Contractors caught gaming the system avoid punishment
Eight months after GAO finds fraud in the service-disabled veteran-owed small business program, not a single firm has been suspended.
Nearly eight months after a watchdog report found extensive fraud in a contracting program designed to help injured veterans launch a second career, the government has yet to suspend or debar any companies, according to witnesses at a hearing on Thursday.
In November, the Government Accountability Office reported that 10 ineligible companies had improperly received $100 million in set-aside and sole-source contracts that were reserved for service-disabled veteran-owed small business firms.
Five of the agencies cited in the report testified before the House Small Business Subcommittee on Contracting and Technology on Thursday, saying they have made process-oriented changes that will better equip them to catch fraud and malfeasance in the future.

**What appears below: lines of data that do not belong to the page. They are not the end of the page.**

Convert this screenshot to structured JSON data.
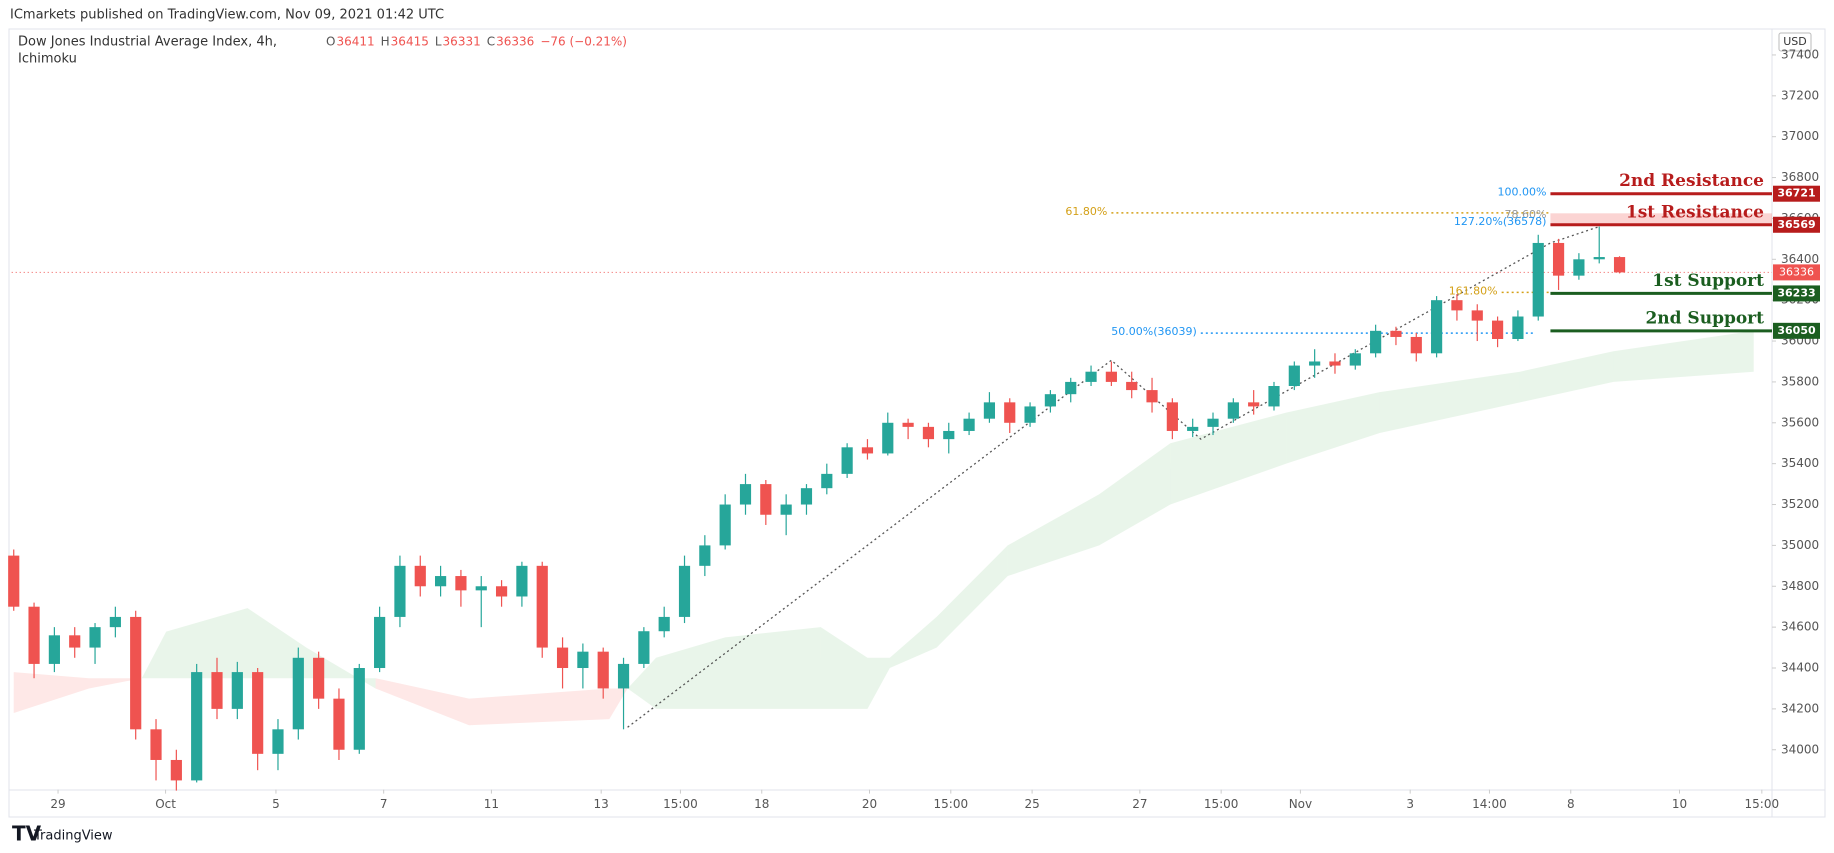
{
  "chart_data": {
    "type": "candlestick",
    "publisher": "ICmarkets published on TradingView.com, Nov 09, 2021 01:42 UTC",
    "title": "Dow Jones Industrial Average Index, 4h,",
    "indicator": "Ichimoku",
    "ohlc": [
      {
        "label": "O",
        "value": 36411
      },
      {
        "label": "H",
        "value": 36415
      },
      {
        "label": "L",
        "value": 36331
      },
      {
        "label": "C",
        "value": 36336
      }
    ],
    "change": "−76 (−0.21%)",
    "currency": "USD",
    "brand": "TradingView",
    "up_color": "#26a69a",
    "down_color": "#ef5350",
    "xlim": [
      -0.1,
      86.5
    ],
    "ylim": [
      33805,
      37526
    ],
    "yticks": [
      34000,
      34200,
      34400,
      34600,
      34800,
      35000,
      35200,
      35400,
      35600,
      35800,
      36000,
      36200,
      36400,
      36600,
      36800,
      37000,
      37200,
      37400
    ],
    "xticks": [
      {
        "value": 2.18,
        "label": "29"
      },
      {
        "value": 7.47,
        "label": "Oct"
      },
      {
        "value": 12.9,
        "label": "5"
      },
      {
        "value": 18.2,
        "label": "7"
      },
      {
        "value": 23.5,
        "label": "11"
      },
      {
        "value": 28.9,
        "label": "13"
      },
      {
        "value": 32.8,
        "label": "15:00"
      },
      {
        "value": 36.8,
        "label": "18"
      },
      {
        "value": 42.1,
        "label": "20"
      },
      {
        "value": 46.1,
        "label": "15:00"
      },
      {
        "value": 50.1,
        "label": "25"
      },
      {
        "value": 55.4,
        "label": "27"
      },
      {
        "value": 59.4,
        "label": "15:00"
      },
      {
        "value": 63.3,
        "label": "Nov"
      },
      {
        "value": 68.7,
        "label": "3"
      },
      {
        "value": 72.6,
        "label": "14:00"
      },
      {
        "value": 76.6,
        "label": "8"
      },
      {
        "value": 81.95,
        "label": "10"
      },
      {
        "value": 86.0,
        "label": "15:00"
      }
    ],
    "candles": [
      [
        34950,
        34980,
        34680,
        34700
      ],
      [
        34700,
        34720,
        34350,
        34420
      ],
      [
        34420,
        34600,
        34380,
        34560
      ],
      [
        34560,
        34600,
        34450,
        34500
      ],
      [
        34500,
        34620,
        34420,
        34600
      ],
      [
        34600,
        34700,
        34550,
        34650
      ],
      [
        34650,
        34680,
        34050,
        34100
      ],
      [
        34100,
        34150,
        33850,
        33950
      ],
      [
        33950,
        34000,
        33800,
        33850
      ],
      [
        33850,
        34420,
        33840,
        34380
      ],
      [
        34380,
        34450,
        34150,
        34200
      ],
      [
        34200,
        34430,
        34150,
        34380
      ],
      [
        34380,
        34400,
        33900,
        33980
      ],
      [
        33980,
        34150,
        33900,
        34100
      ],
      [
        34100,
        34500,
        34050,
        34450
      ],
      [
        34450,
        34480,
        34200,
        34250
      ],
      [
        34250,
        34300,
        33950,
        34000
      ],
      [
        34000,
        34420,
        33980,
        34400
      ],
      [
        34400,
        34700,
        34380,
        34650
      ],
      [
        34650,
        34950,
        34600,
        34900
      ],
      [
        34900,
        34950,
        34750,
        34800
      ],
      [
        34800,
        34900,
        34750,
        34850
      ],
      [
        34850,
        34880,
        34700,
        34780
      ],
      [
        34780,
        34850,
        34600,
        34800
      ],
      [
        34800,
        34830,
        34700,
        34750
      ],
      [
        34750,
        34920,
        34700,
        34900
      ],
      [
        34900,
        34920,
        34450,
        34500
      ],
      [
        34500,
        34550,
        34300,
        34400
      ],
      [
        34400,
        34520,
        34300,
        34480
      ],
      [
        34480,
        34500,
        34250,
        34300
      ],
      [
        34300,
        34450,
        34100,
        34420
      ],
      [
        34420,
        34600,
        34400,
        34580
      ],
      [
        34580,
        34700,
        34550,
        34650
      ],
      [
        34650,
        34950,
        34620,
        34900
      ],
      [
        34900,
        35050,
        34850,
        35000
      ],
      [
        35000,
        35250,
        34980,
        35200
      ],
      [
        35200,
        35350,
        35150,
        35300
      ],
      [
        35300,
        35320,
        35100,
        35150
      ],
      [
        35150,
        35250,
        35050,
        35200
      ],
      [
        35200,
        35300,
        35150,
        35280
      ],
      [
        35280,
        35400,
        35250,
        35350
      ],
      [
        35350,
        35500,
        35330,
        35480
      ],
      [
        35480,
        35520,
        35420,
        35450
      ],
      [
        35450,
        35650,
        35440,
        35600
      ],
      [
        35600,
        35620,
        35520,
        35580
      ],
      [
        35580,
        35600,
        35480,
        35520
      ],
      [
        35520,
        35600,
        35450,
        35560
      ],
      [
        35560,
        35650,
        35540,
        35620
      ],
      [
        35620,
        35750,
        35600,
        35700
      ],
      [
        35700,
        35720,
        35550,
        35600
      ],
      [
        35600,
        35700,
        35580,
        35680
      ],
      [
        35680,
        35760,
        35650,
        35740
      ],
      [
        35740,
        35820,
        35700,
        35800
      ],
      [
        35800,
        35880,
        35780,
        35850
      ],
      [
        35850,
        35900,
        35780,
        35800
      ],
      [
        35800,
        35850,
        35720,
        35760
      ],
      [
        35760,
        35820,
        35650,
        35700
      ],
      [
        35700,
        35720,
        35520,
        35560
      ],
      [
        35560,
        35620,
        35530,
        35580
      ],
      [
        35580,
        35650,
        35540,
        35620
      ],
      [
        35620,
        35720,
        35600,
        35700
      ],
      [
        35700,
        35760,
        35640,
        35680
      ],
      [
        35680,
        35800,
        35660,
        35780
      ],
      [
        35780,
        35900,
        35760,
        35880
      ],
      [
        35880,
        35960,
        35820,
        35900
      ],
      [
        35900,
        35940,
        35840,
        35880
      ],
      [
        35880,
        35960,
        35860,
        35940
      ],
      [
        35940,
        36080,
        35920,
        36050
      ],
      [
        36050,
        36070,
        35980,
        36020
      ],
      [
        36020,
        36040,
        35900,
        35940
      ],
      [
        35940,
        36220,
        35920,
        36200
      ],
      [
        36200,
        36230,
        36100,
        36150
      ],
      [
        36150,
        36180,
        36000,
        36100
      ],
      [
        36100,
        36120,
        35970,
        36010
      ],
      [
        36010,
        36150,
        36000,
        36120
      ],
      [
        36120,
        36520,
        36100,
        36480
      ],
      [
        36480,
        36500,
        36250,
        36320
      ],
      [
        36320,
        36430,
        36300,
        36400
      ],
      [
        36400,
        36560,
        36380,
        36411
      ],
      [
        36411,
        36415,
        36331,
        36336
      ]
    ],
    "ichimoku": {
      "x": [
        0,
        3.7,
        6.3,
        7.5,
        11.5,
        14.4,
        17.8,
        22.4,
        29.3,
        30.2,
        31.6,
        35,
        39.7,
        42,
        43.1,
        45.4,
        48.9,
        53.4,
        56.9,
        62.6,
        67.2,
        74.1,
        78.7,
        85.6
      ],
      "span_a": [
        34180,
        34300,
        34350,
        34578,
        34693,
        34500,
        34300,
        34120,
        34150,
        34300,
        34450,
        34550,
        34600,
        34450,
        34450,
        34650,
        35000,
        35250,
        35500,
        35650,
        35750,
        35850,
        35950,
        36050
      ],
      "span_b": [
        34380,
        34350,
        34350,
        34350,
        34350,
        34350,
        34350,
        34250,
        34300,
        34300,
        34200,
        34200,
        34200,
        34200,
        34400,
        34500,
        34850,
        35000,
        35200,
        35400,
        35550,
        35700,
        35800,
        35850
      ],
      "up_color": "rgba(76,175,80,0.12)",
      "down_color": "rgba(244,67,54,0.12)"
    },
    "levels": [
      {
        "name": "2nd Resistance",
        "value": 36721,
        "color": "#b71c1c"
      },
      {
        "name": "1st Resistance",
        "value": 36569,
        "color": "#b71c1c",
        "zone_top": 36625
      },
      {
        "name": "1st Support",
        "value": 36233,
        "color": "#1b5e20"
      },
      {
        "name": "2nd Support",
        "value": 36050,
        "color": "#1b5e20"
      }
    ],
    "levels_from": 75.6,
    "fibs": [
      {
        "label": "61.80%",
        "price": 36627,
        "from": 54,
        "to": 75.6,
        "color": "#d4a017"
      },
      {
        "label": "100.00%",
        "price": 36721,
        "to": 75.6,
        "color": "#2196f3"
      },
      {
        "label": "78.60%",
        "price": 36612,
        "to": 75.6,
        "color": "#999999"
      },
      {
        "label": "127.20%(36578)",
        "price": 36578,
        "to": 75.6,
        "color": "#2196f3"
      },
      {
        "label": "161.80%",
        "price": 36238,
        "from": 73.2,
        "to": 75.6,
        "color": "#d4a017"
      },
      {
        "label": "50.00%(36039)",
        "price": 36039,
        "from": 58.4,
        "to": 74.8,
        "color": "#2196f3"
      }
    ],
    "trend_path": {
      "x": [
        30.2,
        54,
        58.4,
        75.6,
        78
      ],
      "y": [
        34110,
        35906,
        35520,
        36480,
        36560
      ]
    }
  }
}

As for punishing the 10 companies GAO named, agency officials were generally silent, citing ongoing investigations or a lack of evidence necessary to call for a suspension.
The lack of action frustrated subcommittee Chairman Glenn Nye, D-Va. "The only way that our veteran business owners can be confident that the program we have set out to provide them with tools to improve their lives; to show them that we care about their service to our country, is if you find instances of fraud and take action to root them out," he said.
Nye has sponsored legislation that would institute fines and criminal penalties for companies caught gaming the service-disabled veteran-owned small business program. The bill, introduced in the House in November, also would require the Small Business Administration to dedicate more resources to program outreach.
The GAO report found various types of fraud. One company owner was not a service-disabled veteran. Another was owned by a service-disabled veteran who did not control the firm's daily operations. Several reportedly acted as a conduit to pass-through the majority of the work to larger companies, or in the case of an Air Force contractor, to a firm where the veteran's wife works.
The Air Force never disputed GAO's findings, but on Thursday the Pentagon's top small business contracting official told the panel the allegations were overstated and generally incorrect.
Linda Oliver, acting director of the Office of Small Business Programs at the Defense Department, attributed the $900,000 contract to "ignorance" on the part of the company and some inadvertent miscommunication by the contracting officer, whom she said took a "spanking" by the department for the mistake.
"There's another side to explain all this," said Oliver. She later told Nye that it's too soon to know whether the issues GAO cited were indicative of a larger problem at Defense. "This may be the tip of the iceberg," Oliver said. "I just don't know."
Lawmakers have said one problem is the program allows companies to self-certify as a service-disabled veteran-owned small business. Agencies then are reliant, because of a lack of resources and accurate data, on legitimate service-disabled entrepreneurs to spotlight instances of fraud.
"We rely on other small businesses to cry foul," said Rep. Aaron Schock, R-Ill., the subcommittee's ranking member. "Perhaps the agencies that are awarding the contracts to these small business set-aside preferences should be the ones to follow up and verify that; in fact, it's small business people that are doing the work."
Agencies argued they are taking steps to proactively and reactively respond to cases of fraud. For example, FEMA is exploring working with the Veterans Affairs Department to use its VetBiz database to validate the eligibility of some contractors. And VA is preparing to launch a Suspension and Debarment Committee for non-Federal Acquisition Regulation debarment actions.
"If there is actual fraud, we need to get into a debarring mode," said Timothy Foreman, executive director of the Office of Small and Disadvantaged Business Utilization at VA and chairman of the new committee.
In fiscal 2008 -- the last year for which data is available -- agencies awarded nearly $10 billion, or roughly 1.5 percent of all contracts, to service-disabled veteran-owned companies. The federal statutory goal is 3 percent.
Joseph Jordan, SBA associate administrator of government contracting and business development, said he expects those numbers to rise, spurred in part by nearly $1.5 billion in Recovery Act awards to program contractors. "Overall, we've made progress over the past year, but as the GAO reminded us last year, there is more we can do," Jordan said.
While lawmakers were pleased with the progress, some remain skeptical about the number's legitimacy. "When the GAO report shows that some significant portion of that contracting pool is fraudulent," Nye said, "there is a big asterisk next to that number for me."